As agruras da vida no ambiente de trabalho e as pressões ligadas ao desejo de pertencimento fazem da vida de Nella uma jornada turbulenta em A Outra Garota Negra. Disputando seu espaço dentro de uma aclamada editoria de livros, ela tenta desbravar um território um tanto inóspito, a fim de se tornar a segunda editora preta da prestigiada Wagner Books. Mas em meio à dilemas existenciais e o peso das expectativas alheias para se encaixar em padrões, a sonhadora jovem se verá presa em um labirinto de manipulações, compulsividade e horrores capazes de causar calafrios nos profissionais mais confiantes e serenos. E disputando seu espaço com uma nova e misteriosa colega concorrente, ela logo descobrirá que conquistar seu lugar pode se tornar uma aventura muito mais horripilante e escabrosa.
Zakiya Dalila Harris e Rashida Jones emulam os dissabores do ambiente profissional com uma perspicácia impressionante em A Outra Garota Negra. Se apoiando em um formato televisivo muito mais popular em Hollywood nos anos 90 e 2000 – o subgênero de office shows (programas ambientados dentro do escritório) – elas trazem um toque diferente ao adaptar o modelo popular entre sitcoms para algo que flerte mais com o terror e o suspense.

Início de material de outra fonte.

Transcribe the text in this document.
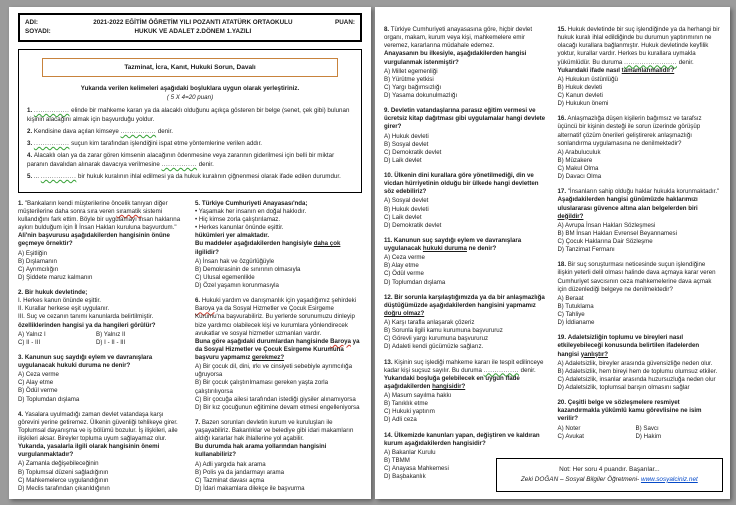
ADI:
SOYADI:
2021-2022 EĞİTİM ÖĞRETİM YILI POZANTI ATATÜRK ORTAOKULU
HUKUK VE ADALET 2.DÖNEM 1.YAZILI
PUAN:
Tazminat, İcra, Kanıt, Hukuki Sorun, Davalı
Yukarıda verilen kelimeleri aşağıdaki boşluklara uygun olarak yerleştiriniz.
( 5 X 4=20 puan)

1. ................ elinde bir mahkeme kararı ya da alacaklı olduğunu açıkça gösteren bir belge (senet, çek gibi) bulunan kişinin alacağını almak için başvurduğu yoldur.

2. Kendisine dava açılan kimseye ................ denir.

3. ................ suçun kim tarafından işlendiğini ispat etme yöntemlerine verilen addır.

4. Alacaklı olan ya da zarar gören kimsenin alacağının ödenmesine veya zararının giderilmesi için belli bir miktar paranın davalıdan alınarak davacıya verilmesine ................ denir.

5. ... ................ bir hukuk kuralının ihlal edilmesi ya da hukuk kuralının çiğnenmesi olarak ifade edilen durumdur.

1. "Bankaların kendi müşterilerine öncelik tanıyan diğer müşterilerine daha sonra sıra veren sıramatik sistemi kullandığını fark ettim. Böyle bir uygulamayı insan haklarına aykırı bulduğum için İl İnsan Hakları kuruluna başvurdum."
Ali'nin başvurusu aşağıdakilerden hangisinin önüne geçmeye örnektir?
A) Eşitliğin
B) Dışlamanın
C) Ayrımcılığın
D) Şiddete maruz kalmanın
2. Bir hukuk devletinde;
I. Herkes kanun önünde eşittir.
II. Kurallar herkese eşit uygulanır.
III. Suç ve cezanın tanımı kanunlarda belirtilmiştir.
özelliklerinden hangisi ya da hangileri görülür?
A) Yalnız I	B) Yalnız II
C) II - III	D) I - II - III
3. Kanunun suç saydığı eylem ve davranışlara uygulanacak hukuki duruma ne denir?
A) Ceza verme
C) Alay etme
B) Ödül verme
D) Toplumdan dışlama
4. Yasalara uyulmadığı zaman devlet vatandaşa karşı görevini yerine getiremez. Ülkenin güvenliği tehlikeye girer. Toplumsal dayanışma ve iş bölümü bozulur. İş ilişkileri, aile ilişkileri aksar. Bireyler topluma uyum sağlayamaz olur.
Yukarıda, yasalarla ilgili olarak hangisinin önemi vurgulanmaktadır?
A) Zamanla değişebileceğinin
B) Toplumsal düzeni sağladığının
C) Mahkemelerce uygulandığının
D) Meclis tarafından çıkarıldığının
5. Türkiye Cumhuriyeti Anayasası'nda;
• Yaşamak her insanın en doğal hakkıdır.
• Hiç kimse zorla çalıştırılamaz.
• Herkes kanunlar önünde eşittir.
hükümleri yer almaktadır.
Bu maddeler aşağıdakilerden hangisiyle daha çok ilgilidir?
A) İnsan hak ve özgürlüğüyle
B) Demokrasinin de sınırının olmasıyla
C) Ulusal egemenlikle
D) Özel yaşamın korunmasıyla
6. Hukuki yardım ve danışmanlık için yaşadığımız şehirdeki Baroya ya da Sosyal Hizmetler ve Çocuk Esirgeme Kurumu'na başvurabiliriz. Bu yerlerde sorunumuzu dinleyip bize yardımcı olabilecek kişi ve kurumlara yönlendirecek avukatlar ve sosyal hizmetler uzmanları vardır.
Buna göre aşağıdaki durumlardan hangisinde Baroya ya da Sosyal Hizmetler ve Çocuk Esirgeme Kurumuna başvuru yapmamız gerekmez?
A) Bir çocuk dil, dini, ırkı ve cinsiyeti sebebiyle ayrımcılığa uğruyorsa
B) Bir çocuk çalıştırılmaması gereken yaşta zorla çalıştırılıyorsa
C) Bir çocuğa ailesi tarafından istediği giysiler alınamıyorsa
D) Bir kız çocuğunun eğitimine devam etmesi engelleniyorsa
7. Bazen sorunları devletin kurum ve kuruluşları ile yaşayabiliriz. Bakanlıklar ve belediye gibi idari makamların aldığı kararlar hak ihlallerine yol açabilir.
Bu durumda hak arama yollarından hangisini kullanabiliriz?
A) Adli yargıda hak arama
B) Polis ya da jandarmayı arama
C) Tazminat davası açma
D) İdari makamlara dilekçe ile başvurma
8. Türkiye Cumhuriyeti anayasasına göre, hiçbir devlet organı, makam, kurum veya kişi, mahkemelere emir veremez, kararlarına müdahale edemez.
Anayasanın bu ilkesiyle, aşağıdakilerden hangisi vurgulanmak istenmiştir?
A) Millet egemenliği
B) Yürütme yetkisi
C) Yargı bağımsızlığı
D) Yasama dokunulmazlığı
9. Devletin vatandaşlarına parasız eğitim vermesi ve ücretsiz kitap dağıtması gibi uygulamalar hangi devlete girer?
A) Hukuk devleti
B) Sosyal devlet
C) Demokratik devlet
D) Laik devlet
10. Ülkenin dini kurallara göre yönetilmediği, din ve vicdan hürriyetinin olduğu bir ülkede hangi devletten söz edebiliriz?
A) Sosyal devlet
B) Hukuk devleti
C) Laik devlet
D) Demokratik devlet
11. Kanunun suç saydığı eylem ve davranışlara uygulanacak hukuki duruma ne denir?
A) Ceza verme
B) Alay etme
C) Ödül verme
D) Toplumdan dışlama
12. Bir sorunla karşılaştığımızda ya da bir anlaşmazlığa düştüğümüzde aşağıdakilerden hangisini yapmamız doğru olmaz?
A) Karşı tarafla anlaşarak çözeriz
B) Sorunla ilgili kamu kurumuna başvururuz
C) Görevli yargı kurumuna başvururuz
D) Adaleti kendi gücümüzle sağlarız.
13. Kişinin suç işlediği mahkeme kararı ile tespit edilinceye kadar kişi suçsuz sayılır. Bu duruma ................ denir.
Yukarıdaki boşluğa gelebilecek en uygun ifade aşağıdakilerden hangisidir?
A) Masum sayılma hakkı
B) Tanıklık etme
C) Hukuki yaptırım
D) Adli ceza
14. Ülkemizde kanunları yapan, değiştiren ve kaldıran kurum aşağıdakilerden hangisidir?
A) Bakanlar Kurulu
B) TBMM
C) Anayasa Mahkemesi
D) Başbakanlık
15. Hukuk devletinde bir suç işlendiğinde ya da herhangi bir hukuk kuralı ihlal edildiğinde bu durumun yaptırımının ne olacağı kurallara bağlanmıştır. Hukuk devletinde keyfilik yoktur, kurallar vardır. Herkes bu kurallara uymakla yükümlüdür. Bu duruma ........................ denir.
Yukarıdaki ifade nasıl tamamlanmalıdır?
A) Hukukun üstünlüğü
B) Hukuk devleti
C) Kanun devleti
D) Hukukun önemi
16. Anlaşmazlığa düşen kişilerin bağımsız ve tarafsız üçüncü bir kişinin desteği ile sorun üzerinde görüşüp alternatif çözüm önerileri geliştirerek anlaşmazlığı sonlandırma uygulamasına ne denilmektedir?
A) Arabuluculuk
B) Müzakere
C) Makul Olma
D) Davacı Olma
17. "İnsanların sahip olduğu haklar hukukla korunmaktadır."
Aşağıdakilerden hangisi günümüzde haklarımızı uluslararası güvence altına alan belgelerden biri değildir?
A) Avrupa İnsan Hakları Sözleşmesi
B) BM İnsan Hakları Evrensel Beyannamesi
C) Çocuk Haklarına Dair Sözleşme
D) Tanzimat Fermanı
18. Bir suç soruşturması neticesinde suçun işlendiğine ilişkin yeterli delil olması halinde dava açmaya karar veren Cumhuriyet savcısının ceza mahkemelerine dava açmak için düzenlediği belgeye ne denilmektedir?
A) Beraat
B) Tutuklama
C) Tahliye
D) İddianame
19. Adaletsizliğin toplumu ve bireyleri nasıl etkileyebileceği konusunda belirtilen ifadelerden hangisi yanlıştır?
A) Adaletsizlik, bireyler arasında güvensizliğe neden olur.
B) Adaletsizlik, hem bireyi hem de toplumu olumsuz etkiler.
C) Adaletsizlik, insanlar arasında huzursuzluğa neden olur
D) Adaletsizlik, toplumsal barışın olmasını sağlar
20. Çeşitli belge ve sözleşmelere resmiyet kazandırmakla yükümlü kamu görevlisine ne isim verilir?
A) Noter	B) Savcı
C) Avukat	D) Hakim
Not: Her soru 4 puandır. Başarılar...
Zeki DOĞAN – Sosyal Bilgiler Öğretmeni- www.sosyalciniz.net
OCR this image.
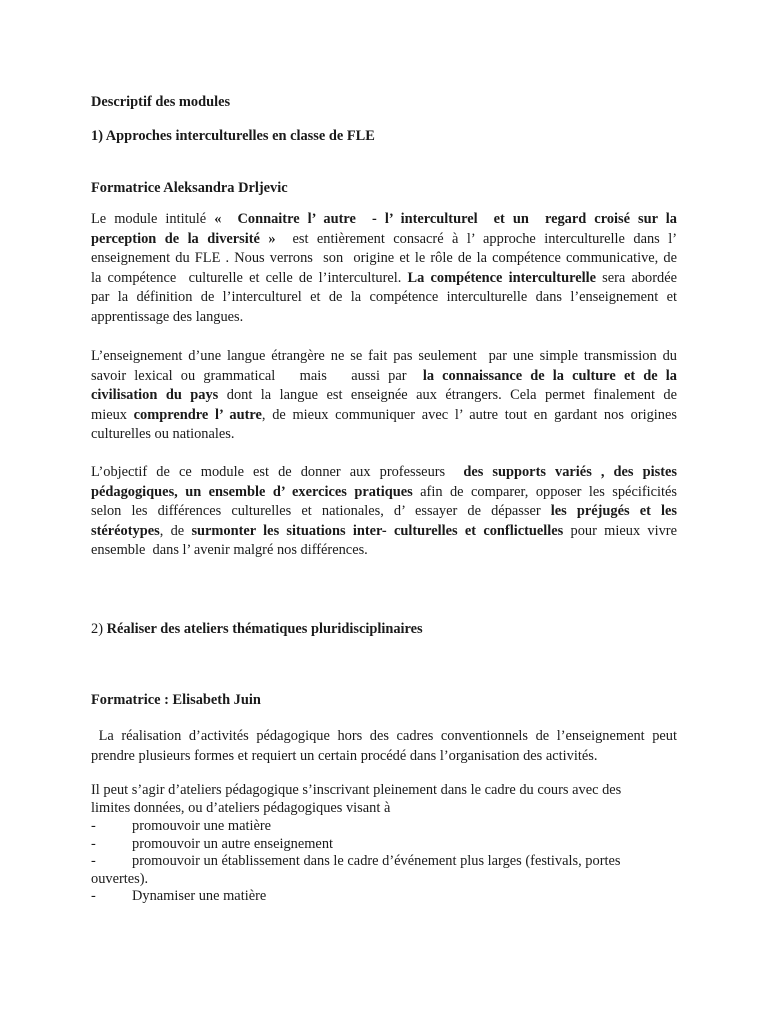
Descriptif des modules
1) Approches interculturelles en classe de FLE
Formatrice Aleksandra Drljevic
Le module intitulé «  Connaitre l’ autre  - l’ interculturel  et un  regard croisé sur la
perception de la diversité »  est entièrement consacré à l’ approche interculturelle dans l’
enseignement du FLE . Nous verrons  son  origine et le rôle de la compétence communicative, de
la compétence  culturelle et celle de l’interculturel. La compétence interculturelle sera abordée
par la définition de l’interculturel et de la compétence interculturelle dans l’enseignement et
apprentissage des langues.
L’enseignement d’une langue étrangère ne se fait pas seulement  par une simple transmission du
savoir lexical ou grammatical   mais   aussi par  la connaissance de la culture et de la
civilisation du pays dont la langue est enseignée aux étrangers. Cela permet finalement de
mieux comprendre l’ autre, de mieux communiquer avec l’ autre tout en gardant nos origines
culturelles ou nationales.
L’objectif de ce module est de donner aux professeurs  des supports variés , des pistes
pédagogiques, un ensemble d’ exercices pratiques afin de comparer, opposer les spécificités
selon les différences culturelles et nationales, d’ essayer de dépasser les préjugés et les
stéréotypes, de surmonter les situations inter- culturelles et conflictuelles pour mieux vivre
ensemble  dans l’ avenir malgré nos différences.
2) Réaliser des ateliers thématiques pluridisciplinaires
Formatrice : Elisabeth Juin
La réalisation d’activités pédagogique hors des cadres conventionnels de l’enseignement peut
prendre plusieurs formes et requiert un certain procédé dans l’organisation des activités.
Il peut s’agir d’ateliers pédagogique s’inscrivant pleinement dans le cadre du cours avec des
limites données, ou d’ateliers pédagogiques visant à
-	promouvoir une matière
-	promouvoir un autre enseignement
-	promouvoir un établissement dans le cadre d’événement plus larges (festivals, portes
ouvertes).
-	Dynamiser une matière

Na arquitetura da produção, a comédia assume um papel mais inusitado, como um suspiro entre cenas que se conecta ao universo sombrio e sobrenatural de toda a trama.
Brincando com suas personagens em uma espécie de corrida de gato e rato, a adaptação da obra homônima de Zakiya é um deleite para os fãs de títulos originais, ávidos por produções mais ousadas e menos quadradas. Abordando aspectos socioculturais com pontualidade – ainda que vez outra peque por pesar a mão em questões identitárias e de gênero -, A Outra Garota Negra nos conquista por não se levar tão a sério. Com coadjuvantes que ajudam a equilibrar o nível de tensão constante entre os protagonistas, a original Star+ (exibida nos EUA pela Hulu) ainda exala o mesmo aroma das obras de Justin Simien e rapidamente nos remete ao mesmo nível de sarcasmo e acidez tão valiosos presentes no filme cult Bad Hair: A Maldição, também pertencente à Star+.
E por também flertar com o cinema do início dos anos 90, trazendo referências estilísticas e até mesmo de roteiro de clássicos como A Firma (1993), a série consegue se destacar ainda mais, unindo aspectos conceituais a uma fórmula mais POP capaz de agradar gregos e troianos. Com episódios dinâmicos e céleres, cujos arcos se desdobram em menos de 30 minutos, a original Star+ ainda consegue expandir bem seus tentáculos narrativos sem ser prolixa, enfadonha e cansativa. Certa de que o ritmo televisivo e o tempo de tela caminham em direções completamente opostas em relação ao formato literário, Zakiya co-produz A Outra Garota Negra com discernimento e sabedoria, mesmo sendo tão nova nesse universo.
Trazendo atores mais desconhecidos, a série de suspense ainda tira proveito dos famosos tropos hollywoodianos e os transforma em elementos cômicos propositais dentro da trama. Aqui, da melhor amiga que faz “cover” de sidekick ao namorado caucasiano atencioso, mas desligado, todos os personagens flertam – de um jeito ou de outro – com o espectro dos estereótipos. E o que poderia acabar sendo um ponto negativo, acaba se tornando um trunfo na produção – graças ao roteiro afiado e bem executado tanto pela direção, bem como pelo elenco.
E nos deixando à deriva com um final de temporada eletrizante, mas nada conclusivo, A Outra Garota Negra chega à grade de programação da Star+ de mansinho, sem fazer muito alarde, mas com uma excelente proposta em mãos. Com Sinclair Daniel habilmente liderando o restante dos atores (Ashleigh Murray, Brittany Adebumola, Hunter Parrish e Eric McCormack), a produção sabe construir uma ótima sátira do ambiente corporativo, sem medo de mergulhar no terror sobrenatural, ainda que isso a torne uma caricatura dentro do gênero. Bem-humorada o bastante para te divertir e séria em seus questionamentos sociorraciais, a série faz da paranoia uma ambiciosa e deliciosa experiência.